Article in the FT.
Designer of clean-up ship rues missed opportunity:
http://www.ft.com/cms/s/0/42ba810e-5de4 ... ab49a.html
A project to build a rapid-response “oil spill battleship” that could have helped clean up the Deepwater Horizon leak was presented to US politicians and oil companies 20 years ago but rejected on cost grounds, according to the man who designed it.
Herman J. Schellstede is an oil man’s oil man. He assigns no blame for the potential pollution disaster threatening four US states. He says BP, which leased the rig, is “a first-class oil company” and Transocean, which built it, is among the best in the world.
He also has no truck with “those people in Washington who say ‘stop drilling’ ”. He added: “There’s a lot of history here in the Gulf. You don’t just eradicate it because BP had a bad day.”
However, Mr Schellstede, 72, believes the industry and the inhabitants of the Gulf of Mexico coast would be facing less of a crisis today if the oil companies had taken him up on a proposal he believes would have limited the impact of a deepwater blowout. As head of Herman J. Schellstede and Associates, which he founded in the 1960s in the Louisiana town of New Iberia, he was called in after the Exxon Valdez spilled 10m gallons of crude off the Alaskan coast in 1989 in what was one of the biggest oil pollution disasters.
Mr Schellstede’s task was to devise systems for incinerating oil-polluted waste. “I saw how inept we were at that time. I’ve never seen anything like it. They had housewives scooping up oil from small boats.”
The Alaska disaster persuaded him and his design team to turn their attention to the problem of pollution from a deepwater leak, at a time when deepwater drilling was still in its infancy.
They drew up a plan and a prototype for a 275ft by 217ft, 33-storey-high vessel that could be deployed to a spill site within 18 hours, encircle the slick with 20ft-high booms as used in the turbulent North Sea, sweep and clean 20,000 barrels of oil every 24 hours via three circular sweepers 40ft in diameter, return the water to the sea and transfer the salvaged crude to barges moored alongside.
The prototype model, housed in the gymnasium of the former New Iberia school where Mr Schellstede has his offices, resembles a semi-submersible oil rig, like the offshore fire ships that have been deployed in the North Sea since the 1980s.
The detailed prospectus for the so-called Sea Clean project, a copy of which he provided to the Financial Times, was presented to some 300 government officials, industry leaders and the press at a meeting in Anchorage, Alaska, in 1990.
It was also presented to congressmen in Washington, including Al Gore – then a senator – with whom Mr Schellstede had a two-hour meeting. “I don’t think I ever got over to him what was wrong – that it was a deepwater problem. Deepwater was just starting. I looked for government support to propose it to the oil companies. I told them, ‘We’ve a got a different frontier here. It’s a different ball game and we need other tools.’ ”

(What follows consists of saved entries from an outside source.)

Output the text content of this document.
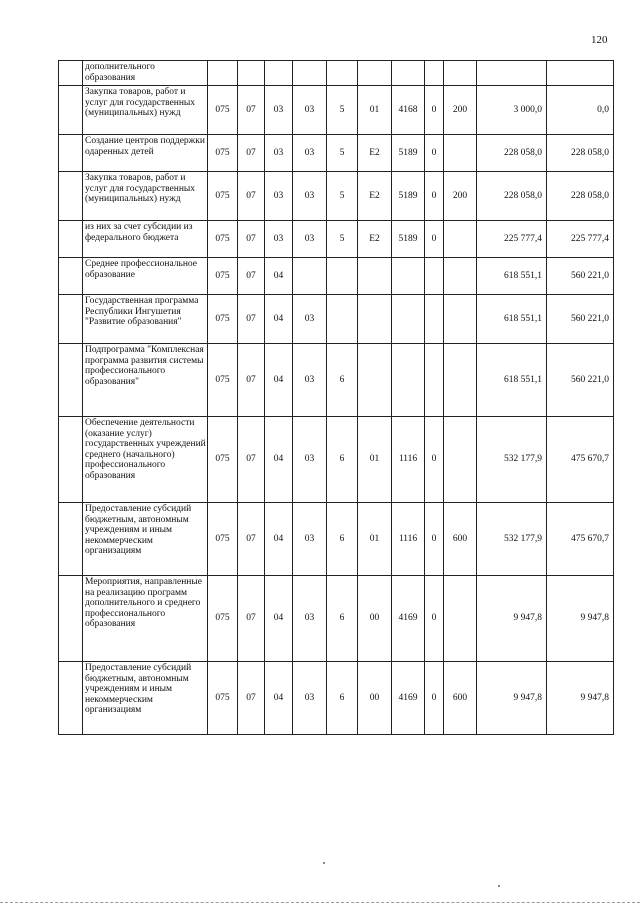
120
	дополнительного образования											
	Закупка товаров, работ и услуг для государственных (муниципальных) нужд	075	07	03	03	5	01	4168	0	200	3 000,0	0,0
	Создание центров поддержки одаренных детей	075	07	03	03	5	E2	5189	0		228 058,0	228 058,0
	Закупка товаров, работ и услуг для государственных (муниципальных) нужд	075	07	03	03	5	E2	5189	0	200	228 058,0	228 058,0
	из них за счет субсидии из федерального бюджета	075	07	03	03	5	E2	5189	0		225 777,4	225 777,4
	Среднее профессиональное образование	075	07	04							618 551,1	560 221,0
	Государственная программа Республики Ингушетия "Развитие образования"	075	07	04	03						618 551,1	560 221,0
	Подпрограмма "Комплексная программа развития системы профессионального образования"	075	07	04	03	6					618 551,1	560 221,0
	Обеспечение деятельности (оказание услуг) государственных учреждений среднего (начального) профессионального образования	075	07	04	03	6	01	1116	0		532 177,9	475 670,7
	Предоставление субсидий бюджетным, автономным учреждениям и иным некоммерческим организациям	075	07	04	03	6	01	1116	0	600	532 177,9	475 670,7
	Мероприятия, направленные на реализацию программ дополнительного и среднего профессионального образования	075	07	04	03	6	00	4169	0		9 947,8	9 947,8
	Предоставление субсидий бюджетным, автономным учреждениям и иным некоммерческим организациям	075	07	04	03	6	00	4169	0	600	9 947,8	9 947,8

Exxon and other oil companies expressed enthusiasm for the project but turned it down on cost grounds, according to Mr Schellstede, and because it addressed a problem they did not believe existed.

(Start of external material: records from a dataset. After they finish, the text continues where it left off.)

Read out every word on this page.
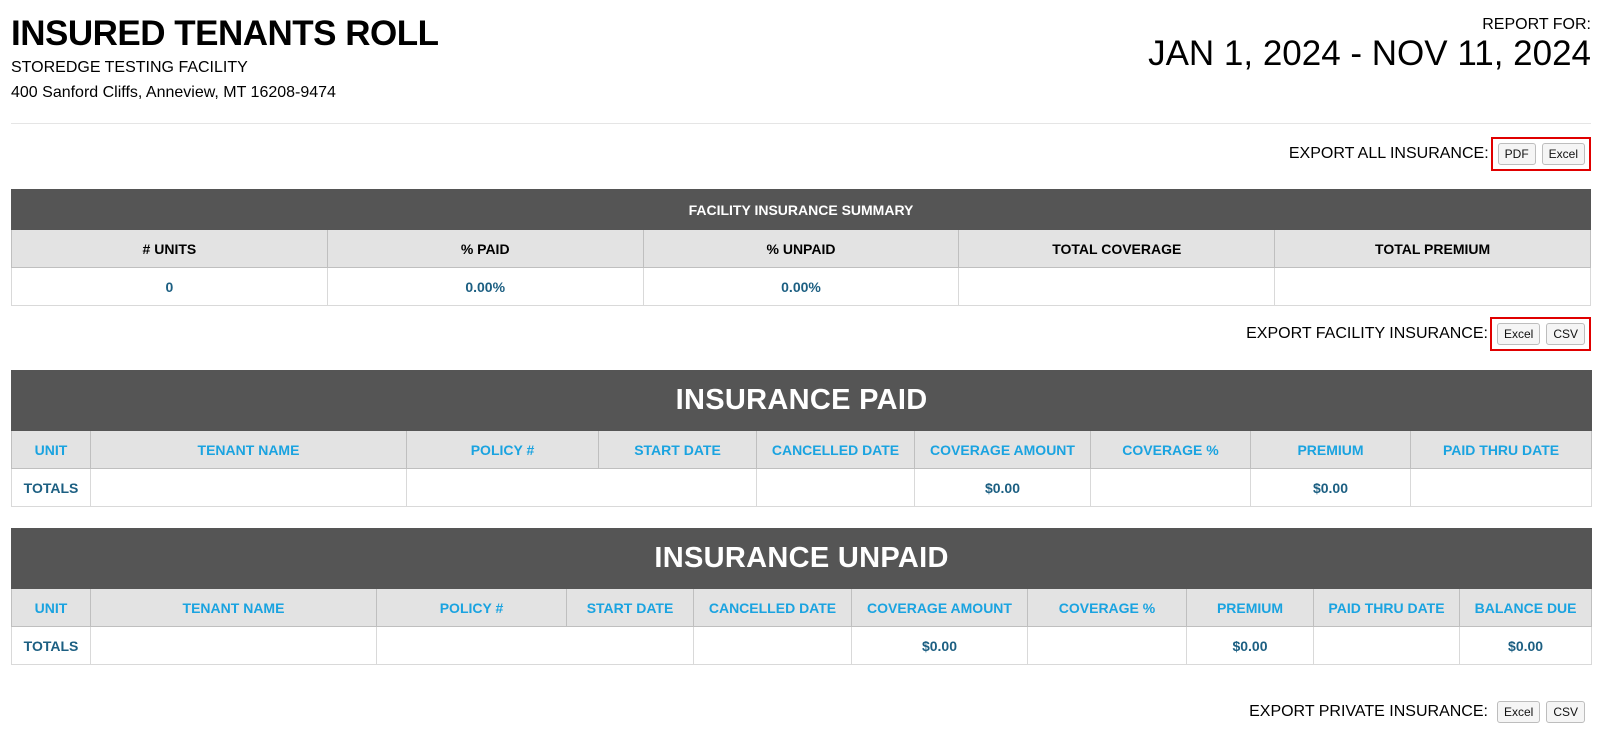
INSURED TENANTS ROLL
STOREDGE TESTING FACILITY
400 Sanford Cliffs, Anneview, MT 16208-9474
REPORT FOR:
JAN 1, 2024 - NOV 11, 2024
EXPORT ALL INSURANCE:	PDF	Excel
FACILITY INSURANCE SUMMARY				
# UNITS	% PAID	% UNPAID	TOTAL COVERAGE	TOTAL PREMIUM
0	0.00%	0.00%		
EXPORT FACILITY INSURANCE:	Excel	CSV
INSURANCE PAID								
UNIT	TENANT NAME	POLICY #	START DATE	CANCELLED DATE	COVERAGE AMOUNT	COVERAGE %	PREMIUM	PAID THRU DATE
TOTALS					$0.00		$0.00	
INSURANCE UNPAID									
UNIT	TENANT NAME	POLICY #	START DATE	CANCELLED DATE	COVERAGE AMOUNT	COVERAGE %	PREMIUM	PAID THRU DATE	BALANCE DUE
TOTALS					$0.00		$0.00		$0.00
EXPORT PRIVATE INSURANCE:	Excel	CSV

“They concluded it was a wonderful design but they couldn’t invest $100m in it. They might have been right. We went a long time without any problems.”
He estimates that such a vessel would now cost $220m to build.

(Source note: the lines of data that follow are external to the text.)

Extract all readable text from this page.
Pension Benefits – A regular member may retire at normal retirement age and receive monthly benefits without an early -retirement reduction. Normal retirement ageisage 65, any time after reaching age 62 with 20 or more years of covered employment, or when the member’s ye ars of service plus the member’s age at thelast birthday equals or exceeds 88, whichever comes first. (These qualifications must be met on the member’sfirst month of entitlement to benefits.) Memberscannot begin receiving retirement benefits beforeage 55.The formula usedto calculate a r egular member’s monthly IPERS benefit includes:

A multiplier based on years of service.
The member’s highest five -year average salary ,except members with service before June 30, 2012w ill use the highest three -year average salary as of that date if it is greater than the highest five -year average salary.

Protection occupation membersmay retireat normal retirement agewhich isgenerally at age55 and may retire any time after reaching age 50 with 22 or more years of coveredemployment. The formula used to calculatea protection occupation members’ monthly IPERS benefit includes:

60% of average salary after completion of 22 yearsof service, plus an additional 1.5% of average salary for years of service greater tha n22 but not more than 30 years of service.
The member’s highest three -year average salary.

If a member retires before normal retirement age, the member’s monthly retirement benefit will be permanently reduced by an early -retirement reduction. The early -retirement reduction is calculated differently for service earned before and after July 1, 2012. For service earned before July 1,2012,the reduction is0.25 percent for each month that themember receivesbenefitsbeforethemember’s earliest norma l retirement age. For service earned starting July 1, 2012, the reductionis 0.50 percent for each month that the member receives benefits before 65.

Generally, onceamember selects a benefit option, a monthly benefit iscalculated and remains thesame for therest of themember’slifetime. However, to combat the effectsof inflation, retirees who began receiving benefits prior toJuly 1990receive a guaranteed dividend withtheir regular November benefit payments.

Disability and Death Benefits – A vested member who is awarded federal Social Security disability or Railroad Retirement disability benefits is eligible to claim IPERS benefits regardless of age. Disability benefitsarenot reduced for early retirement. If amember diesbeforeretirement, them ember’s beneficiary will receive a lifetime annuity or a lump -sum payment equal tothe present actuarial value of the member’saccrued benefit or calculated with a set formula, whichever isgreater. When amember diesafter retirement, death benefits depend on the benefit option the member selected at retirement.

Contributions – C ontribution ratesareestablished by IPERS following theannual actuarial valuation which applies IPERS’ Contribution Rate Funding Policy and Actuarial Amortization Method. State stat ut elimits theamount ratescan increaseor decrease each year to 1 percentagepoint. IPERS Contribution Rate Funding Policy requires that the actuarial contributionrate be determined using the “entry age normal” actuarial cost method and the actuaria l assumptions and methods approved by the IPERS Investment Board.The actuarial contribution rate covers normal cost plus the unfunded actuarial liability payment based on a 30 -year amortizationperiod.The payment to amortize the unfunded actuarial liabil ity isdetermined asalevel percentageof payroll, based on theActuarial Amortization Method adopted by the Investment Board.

In 1990, Lieutenant Commander P. A. Tebeau of the US Coast Guard wrote to the federal environment engineering office, saying of the Sea Clean project: “We believe this proposal shows technical merit and ingenuity but would require additional research and development.”
As a project manager and designer in the oil industry for 43 years, Mr Schellstede believes companies have gone as far as they can in terms of safety. However, a standing fleet of rapid-deployment vessels would act as an insurance policy.
When his father, Herman “Blackie” Schellstede, worked on the first offshore rig in Louisiana’s Ship Shoal Block 32 in 1947, there were no regulations governing the industry. That has changed, but the response to the latest crisis had still been piecemeal.
“Everything they’ve had to piece together, we would have had on site.”